The Everlasting Whisper - Page 133/252

But to-night between him and his beloved stars stretched a region of shadows through which the eyes of his soul did not look. Something within him had been stricken; sorely wounded; beaten to its knees; chilled with death. He sought to think quite calmly, and for a long time clear consecutive thought was beyond his reach. A moment had come when he could only feel. He was swept this way and that. He had given to Gloria his love without stint, without reservation, without limit. The love which no other woman had ever awakened had poured itself out before Gloria like a flood of clear swift water breaking free.

He loved after the only fashion possible to him, with his whole heart and soul, with his whole being. He adored. He made of his beloved a princess, a goddess. He saw her upon a plane where no woman ever lived, in an atmosphere too rare for flesh-and-blood humanity. A man does not love through human reason; rather through a reason, hidden even to him, deeper than humanity. Then Gloria had put her hand into his; Gloria had married him; Gloria had elected to come with him. After that he had seen nothing in its true light; Gloria had remade the world into paradise ineffable.

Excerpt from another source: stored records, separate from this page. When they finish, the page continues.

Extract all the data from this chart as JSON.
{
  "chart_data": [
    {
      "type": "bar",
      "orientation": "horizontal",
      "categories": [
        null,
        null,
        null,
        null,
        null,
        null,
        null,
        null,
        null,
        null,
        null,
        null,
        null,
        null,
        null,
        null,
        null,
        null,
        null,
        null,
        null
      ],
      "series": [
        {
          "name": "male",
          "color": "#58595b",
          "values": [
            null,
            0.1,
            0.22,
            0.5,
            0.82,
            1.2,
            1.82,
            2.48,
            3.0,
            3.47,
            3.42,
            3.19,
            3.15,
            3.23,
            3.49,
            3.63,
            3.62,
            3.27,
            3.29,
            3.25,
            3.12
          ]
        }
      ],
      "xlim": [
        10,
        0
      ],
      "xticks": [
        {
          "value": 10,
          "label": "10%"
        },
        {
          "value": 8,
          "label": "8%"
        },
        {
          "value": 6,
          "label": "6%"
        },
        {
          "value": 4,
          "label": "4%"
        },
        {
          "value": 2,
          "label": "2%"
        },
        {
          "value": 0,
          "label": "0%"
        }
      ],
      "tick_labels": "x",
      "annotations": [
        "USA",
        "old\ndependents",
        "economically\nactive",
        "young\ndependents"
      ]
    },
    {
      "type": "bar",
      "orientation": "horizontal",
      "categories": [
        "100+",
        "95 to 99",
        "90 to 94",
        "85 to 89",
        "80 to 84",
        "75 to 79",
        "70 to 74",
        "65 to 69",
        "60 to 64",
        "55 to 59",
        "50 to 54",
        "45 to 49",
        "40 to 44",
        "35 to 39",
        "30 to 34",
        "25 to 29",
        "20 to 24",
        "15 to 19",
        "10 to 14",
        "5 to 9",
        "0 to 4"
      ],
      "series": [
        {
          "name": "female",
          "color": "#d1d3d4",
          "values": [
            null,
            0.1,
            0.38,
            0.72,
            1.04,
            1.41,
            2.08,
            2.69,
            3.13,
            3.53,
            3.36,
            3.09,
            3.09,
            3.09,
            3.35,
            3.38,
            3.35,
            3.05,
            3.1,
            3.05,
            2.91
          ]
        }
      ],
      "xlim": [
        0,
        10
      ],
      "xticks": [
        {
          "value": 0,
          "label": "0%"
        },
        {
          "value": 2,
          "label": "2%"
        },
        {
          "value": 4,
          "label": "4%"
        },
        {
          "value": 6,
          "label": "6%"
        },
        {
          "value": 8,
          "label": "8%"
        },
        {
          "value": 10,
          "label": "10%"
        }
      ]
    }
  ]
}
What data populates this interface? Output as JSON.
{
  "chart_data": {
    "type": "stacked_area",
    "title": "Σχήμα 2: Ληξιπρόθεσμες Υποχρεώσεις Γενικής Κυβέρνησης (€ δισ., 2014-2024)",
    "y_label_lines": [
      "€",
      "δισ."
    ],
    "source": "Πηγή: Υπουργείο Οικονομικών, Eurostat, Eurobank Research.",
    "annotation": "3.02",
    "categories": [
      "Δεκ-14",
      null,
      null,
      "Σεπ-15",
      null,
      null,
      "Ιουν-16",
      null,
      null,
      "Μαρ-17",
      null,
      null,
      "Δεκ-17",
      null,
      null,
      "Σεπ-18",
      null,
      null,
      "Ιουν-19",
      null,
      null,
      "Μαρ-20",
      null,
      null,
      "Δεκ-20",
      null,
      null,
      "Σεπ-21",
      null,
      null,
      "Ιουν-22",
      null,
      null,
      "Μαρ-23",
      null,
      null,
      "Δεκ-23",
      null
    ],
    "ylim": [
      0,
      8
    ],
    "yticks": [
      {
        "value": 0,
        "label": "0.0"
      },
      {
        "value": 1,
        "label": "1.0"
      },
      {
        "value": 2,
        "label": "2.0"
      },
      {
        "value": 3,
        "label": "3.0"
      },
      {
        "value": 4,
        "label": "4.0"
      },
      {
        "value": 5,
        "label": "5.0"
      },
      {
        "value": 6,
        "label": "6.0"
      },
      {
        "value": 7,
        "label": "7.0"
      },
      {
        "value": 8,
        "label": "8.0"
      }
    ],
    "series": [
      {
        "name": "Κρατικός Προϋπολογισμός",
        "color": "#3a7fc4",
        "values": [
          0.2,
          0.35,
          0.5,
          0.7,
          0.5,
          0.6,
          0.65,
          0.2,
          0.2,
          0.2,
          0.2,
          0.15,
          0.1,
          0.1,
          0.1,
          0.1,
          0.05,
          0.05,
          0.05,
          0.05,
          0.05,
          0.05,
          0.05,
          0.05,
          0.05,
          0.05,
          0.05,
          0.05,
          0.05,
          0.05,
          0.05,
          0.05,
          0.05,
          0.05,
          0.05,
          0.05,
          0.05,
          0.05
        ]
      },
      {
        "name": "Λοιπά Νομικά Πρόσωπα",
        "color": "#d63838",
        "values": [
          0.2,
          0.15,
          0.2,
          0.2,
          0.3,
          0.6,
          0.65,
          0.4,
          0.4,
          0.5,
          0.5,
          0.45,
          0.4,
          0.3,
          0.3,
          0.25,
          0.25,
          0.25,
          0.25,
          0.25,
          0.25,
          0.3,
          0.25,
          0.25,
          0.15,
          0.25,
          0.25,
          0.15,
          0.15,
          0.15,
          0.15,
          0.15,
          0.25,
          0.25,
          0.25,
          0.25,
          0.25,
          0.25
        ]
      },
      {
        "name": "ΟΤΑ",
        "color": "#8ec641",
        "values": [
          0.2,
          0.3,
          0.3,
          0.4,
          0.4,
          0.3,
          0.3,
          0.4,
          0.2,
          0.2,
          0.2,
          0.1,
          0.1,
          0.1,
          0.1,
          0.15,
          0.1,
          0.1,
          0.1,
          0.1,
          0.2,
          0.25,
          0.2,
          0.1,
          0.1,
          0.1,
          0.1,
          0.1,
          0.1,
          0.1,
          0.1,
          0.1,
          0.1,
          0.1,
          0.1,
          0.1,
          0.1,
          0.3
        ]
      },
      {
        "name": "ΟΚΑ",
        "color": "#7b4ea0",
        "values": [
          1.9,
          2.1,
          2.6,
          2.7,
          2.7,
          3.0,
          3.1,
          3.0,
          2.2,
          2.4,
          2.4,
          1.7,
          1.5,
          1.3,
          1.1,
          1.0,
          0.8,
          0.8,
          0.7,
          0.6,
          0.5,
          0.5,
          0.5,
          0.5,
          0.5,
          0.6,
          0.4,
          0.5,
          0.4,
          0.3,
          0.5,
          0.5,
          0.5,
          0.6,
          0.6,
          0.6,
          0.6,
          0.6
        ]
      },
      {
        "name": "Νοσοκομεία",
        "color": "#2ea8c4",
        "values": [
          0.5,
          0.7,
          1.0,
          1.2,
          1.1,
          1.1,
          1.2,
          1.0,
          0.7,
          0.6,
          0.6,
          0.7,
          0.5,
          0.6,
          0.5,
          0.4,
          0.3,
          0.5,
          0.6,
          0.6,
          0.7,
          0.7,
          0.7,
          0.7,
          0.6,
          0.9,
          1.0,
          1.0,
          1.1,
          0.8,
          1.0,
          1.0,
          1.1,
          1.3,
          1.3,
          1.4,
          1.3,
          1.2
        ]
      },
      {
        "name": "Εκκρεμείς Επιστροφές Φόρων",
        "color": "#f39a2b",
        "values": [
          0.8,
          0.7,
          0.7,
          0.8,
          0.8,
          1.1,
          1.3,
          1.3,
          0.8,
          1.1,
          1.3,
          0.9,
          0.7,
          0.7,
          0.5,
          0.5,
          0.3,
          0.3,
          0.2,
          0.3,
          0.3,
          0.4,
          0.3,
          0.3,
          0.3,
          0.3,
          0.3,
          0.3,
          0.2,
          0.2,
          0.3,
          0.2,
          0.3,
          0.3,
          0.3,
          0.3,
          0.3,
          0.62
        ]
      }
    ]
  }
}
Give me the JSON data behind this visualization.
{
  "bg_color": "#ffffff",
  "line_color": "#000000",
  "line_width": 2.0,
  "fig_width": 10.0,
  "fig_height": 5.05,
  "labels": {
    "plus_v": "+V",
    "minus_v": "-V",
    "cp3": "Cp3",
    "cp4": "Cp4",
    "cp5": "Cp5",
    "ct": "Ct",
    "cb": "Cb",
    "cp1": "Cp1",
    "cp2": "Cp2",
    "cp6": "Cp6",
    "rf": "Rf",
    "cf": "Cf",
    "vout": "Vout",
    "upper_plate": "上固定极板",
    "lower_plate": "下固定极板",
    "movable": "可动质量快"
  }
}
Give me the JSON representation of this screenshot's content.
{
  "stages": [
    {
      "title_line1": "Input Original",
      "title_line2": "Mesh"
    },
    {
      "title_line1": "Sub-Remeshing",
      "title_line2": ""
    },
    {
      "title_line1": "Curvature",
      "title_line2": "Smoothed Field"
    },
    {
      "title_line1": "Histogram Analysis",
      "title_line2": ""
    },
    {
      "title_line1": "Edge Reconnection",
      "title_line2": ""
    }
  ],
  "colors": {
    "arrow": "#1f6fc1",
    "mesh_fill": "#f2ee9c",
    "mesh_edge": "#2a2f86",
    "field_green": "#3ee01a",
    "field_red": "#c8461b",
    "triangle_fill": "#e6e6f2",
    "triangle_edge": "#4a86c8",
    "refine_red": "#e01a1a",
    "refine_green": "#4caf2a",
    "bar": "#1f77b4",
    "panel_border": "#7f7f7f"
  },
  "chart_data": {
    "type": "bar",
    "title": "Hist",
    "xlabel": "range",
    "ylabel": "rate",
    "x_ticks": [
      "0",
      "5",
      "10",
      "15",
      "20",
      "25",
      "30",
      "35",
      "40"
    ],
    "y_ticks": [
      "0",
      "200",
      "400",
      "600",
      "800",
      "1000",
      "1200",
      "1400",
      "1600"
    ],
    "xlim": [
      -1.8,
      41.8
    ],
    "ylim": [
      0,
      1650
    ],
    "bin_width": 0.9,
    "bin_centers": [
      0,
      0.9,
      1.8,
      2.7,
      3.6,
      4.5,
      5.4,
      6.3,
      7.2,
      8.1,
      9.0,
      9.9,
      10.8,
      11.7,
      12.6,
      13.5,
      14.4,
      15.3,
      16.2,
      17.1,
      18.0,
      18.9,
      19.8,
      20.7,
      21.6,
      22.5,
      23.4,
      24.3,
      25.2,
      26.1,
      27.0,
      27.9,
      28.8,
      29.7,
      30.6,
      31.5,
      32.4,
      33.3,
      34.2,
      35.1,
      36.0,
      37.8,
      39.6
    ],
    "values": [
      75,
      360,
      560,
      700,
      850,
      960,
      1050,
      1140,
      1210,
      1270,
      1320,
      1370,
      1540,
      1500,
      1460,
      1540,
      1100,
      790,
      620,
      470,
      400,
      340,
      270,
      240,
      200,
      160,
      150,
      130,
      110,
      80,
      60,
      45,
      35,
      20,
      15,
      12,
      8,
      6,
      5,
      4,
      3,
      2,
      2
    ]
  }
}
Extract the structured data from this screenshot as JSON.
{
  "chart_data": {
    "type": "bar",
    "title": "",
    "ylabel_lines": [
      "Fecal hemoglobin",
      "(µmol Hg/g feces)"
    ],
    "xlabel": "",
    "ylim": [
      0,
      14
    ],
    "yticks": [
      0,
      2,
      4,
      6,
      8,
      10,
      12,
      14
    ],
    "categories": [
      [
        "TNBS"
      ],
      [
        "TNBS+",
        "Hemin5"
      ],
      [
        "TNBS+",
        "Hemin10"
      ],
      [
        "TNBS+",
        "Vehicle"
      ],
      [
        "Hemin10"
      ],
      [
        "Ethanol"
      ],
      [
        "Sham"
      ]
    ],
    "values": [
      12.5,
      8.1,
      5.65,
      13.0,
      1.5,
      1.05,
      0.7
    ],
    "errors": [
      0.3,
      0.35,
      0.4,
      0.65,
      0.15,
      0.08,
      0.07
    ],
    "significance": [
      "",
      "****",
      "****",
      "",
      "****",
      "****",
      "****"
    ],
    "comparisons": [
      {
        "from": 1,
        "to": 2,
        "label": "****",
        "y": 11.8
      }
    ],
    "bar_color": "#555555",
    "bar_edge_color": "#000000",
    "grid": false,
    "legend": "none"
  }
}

He had been on the heights, lifted among the stars. And without warning, without mercy, the world had crashed about him. From the zenith to the nadir. Small wonder that thoughts did not come logically! He floundered, lost, crushed, bewildered.

Just yonder, on the bed of fir-boughs he had made for her, lay Gloria. He did not look that way. The wind was rising; he heard it go rushing through the tree-tops; it struck with sudden, relentless impact; it set the shivering needles to shrill whistling; it made the staunch old trunks shudder. He heard the canvas flap-flapping by Gloria's bed; above him tossing boughs scraped and creaked.

One thing only seemed clear to him: the time had come when a man must seek to hold himself in check, when he must not leap, when he must strive with all the stubborn will in him to reserve judgment. His own life's crisis had come to him, revealing itself with the blinding swiftness of a flash of lightning. A step forward or back now would be one step toward which his entire destiny, from the hour of birth until now, had led him; there would be no retracing it; it would be final; and everything--everything--was at stake.

He must think; he must try to understand all that Gloria had experienced; to see what impulses had moved her; to make allowances for her; to come to read aright what lay in her heart. He must see clearly into two human hearts! Task for the gods! As though the wilderness about him were a colossal malevolent entity endowed with the power to look into human breasts, it jeered at him with its voice of the wind.